Er gewann den Preis für den besten Schauspieler in der Sektion Un Certain Regard der Filmfestspiele von Cannes für seine Leistung in Charlie’s Country (2014), De Heers Drama über einen indigenen Mann, der in den Busch zurückkehrt, nachdem er sich mit der modernen Gesellschaft uneins gemacht hat. Andere Filme waren John Hillcoats brutaler Western The Proposition (2005) mit Guy Pearce und Ray Winstone und Baz Luhrmanns altmodisches Abenteuer Australia (2008). Hugh Jackman, sein Co-Star bei letzterem, nannte ihn “einen der größten Schauspieler, den Australien je hervorgebracht hat”. Gulpilil spielte auch den Vater seines ursprünglichen Storm Boy-Charakters in einem Remake dieses Films aus dem Jahr 2019 und war Gegenstand eines gefeierten Dokumentarfilms, My Name Is Gulpilil (2021), in dem er über sein Leben und seine Lungenkrebsdiagnose nachdachte.

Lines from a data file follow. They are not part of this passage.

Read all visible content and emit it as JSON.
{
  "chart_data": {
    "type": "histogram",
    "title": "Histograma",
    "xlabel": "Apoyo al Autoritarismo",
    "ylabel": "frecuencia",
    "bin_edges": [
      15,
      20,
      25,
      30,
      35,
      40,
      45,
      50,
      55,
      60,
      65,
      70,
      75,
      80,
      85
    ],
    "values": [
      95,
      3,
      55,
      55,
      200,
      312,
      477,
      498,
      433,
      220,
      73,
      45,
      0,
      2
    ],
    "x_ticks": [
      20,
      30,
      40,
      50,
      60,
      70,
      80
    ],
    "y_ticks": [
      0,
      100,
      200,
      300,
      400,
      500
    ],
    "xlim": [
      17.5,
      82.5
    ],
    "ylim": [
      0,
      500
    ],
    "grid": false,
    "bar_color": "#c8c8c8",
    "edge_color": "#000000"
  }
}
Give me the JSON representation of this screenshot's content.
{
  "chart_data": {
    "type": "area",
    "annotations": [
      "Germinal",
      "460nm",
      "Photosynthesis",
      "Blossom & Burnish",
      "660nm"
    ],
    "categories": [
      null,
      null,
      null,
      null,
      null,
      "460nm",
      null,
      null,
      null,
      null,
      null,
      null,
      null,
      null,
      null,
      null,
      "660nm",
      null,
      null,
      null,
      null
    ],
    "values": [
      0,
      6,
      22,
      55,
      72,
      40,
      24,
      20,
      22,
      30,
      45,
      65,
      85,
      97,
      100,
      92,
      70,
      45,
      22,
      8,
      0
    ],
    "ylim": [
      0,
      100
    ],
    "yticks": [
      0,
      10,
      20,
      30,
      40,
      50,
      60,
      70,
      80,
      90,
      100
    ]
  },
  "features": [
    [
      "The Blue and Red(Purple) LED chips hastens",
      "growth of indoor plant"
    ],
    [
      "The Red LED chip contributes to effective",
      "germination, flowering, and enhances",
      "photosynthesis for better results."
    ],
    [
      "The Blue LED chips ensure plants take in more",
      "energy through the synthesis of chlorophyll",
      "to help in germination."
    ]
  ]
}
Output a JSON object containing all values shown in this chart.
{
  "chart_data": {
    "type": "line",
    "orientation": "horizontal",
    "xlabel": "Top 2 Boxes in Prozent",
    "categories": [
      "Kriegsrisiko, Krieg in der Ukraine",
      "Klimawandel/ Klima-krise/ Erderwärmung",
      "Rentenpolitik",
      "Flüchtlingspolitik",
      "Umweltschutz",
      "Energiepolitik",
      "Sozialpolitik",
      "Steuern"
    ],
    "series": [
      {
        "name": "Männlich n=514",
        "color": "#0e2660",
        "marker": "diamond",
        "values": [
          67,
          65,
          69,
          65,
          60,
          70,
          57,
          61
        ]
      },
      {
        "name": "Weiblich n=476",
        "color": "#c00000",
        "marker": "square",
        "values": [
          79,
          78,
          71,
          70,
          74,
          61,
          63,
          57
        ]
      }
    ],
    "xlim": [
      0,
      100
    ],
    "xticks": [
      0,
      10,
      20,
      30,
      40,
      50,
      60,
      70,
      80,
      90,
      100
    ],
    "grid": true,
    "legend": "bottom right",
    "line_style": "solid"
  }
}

Seine Rolle bei der Verbesserung der Vertretung der indigenen Bevölkerung war unbestritten. Bevor er 30 Jahre alt war, war er bereits Thema der australischen Ausgabe von This Is Your Life. In den Schlussminuten wurde er gefragt, was er erreichen wolle. „Ich tue es nicht nur für mich selbst, sondern für Australien und mein Volk und unsere Kultur“, sagte er. „Ich tue es, damit Schwarz und Weiß es besser wissen. Dass wir Kultur und Geschichte haben, die es noch gibt. Ich werde es weiter versuchen.”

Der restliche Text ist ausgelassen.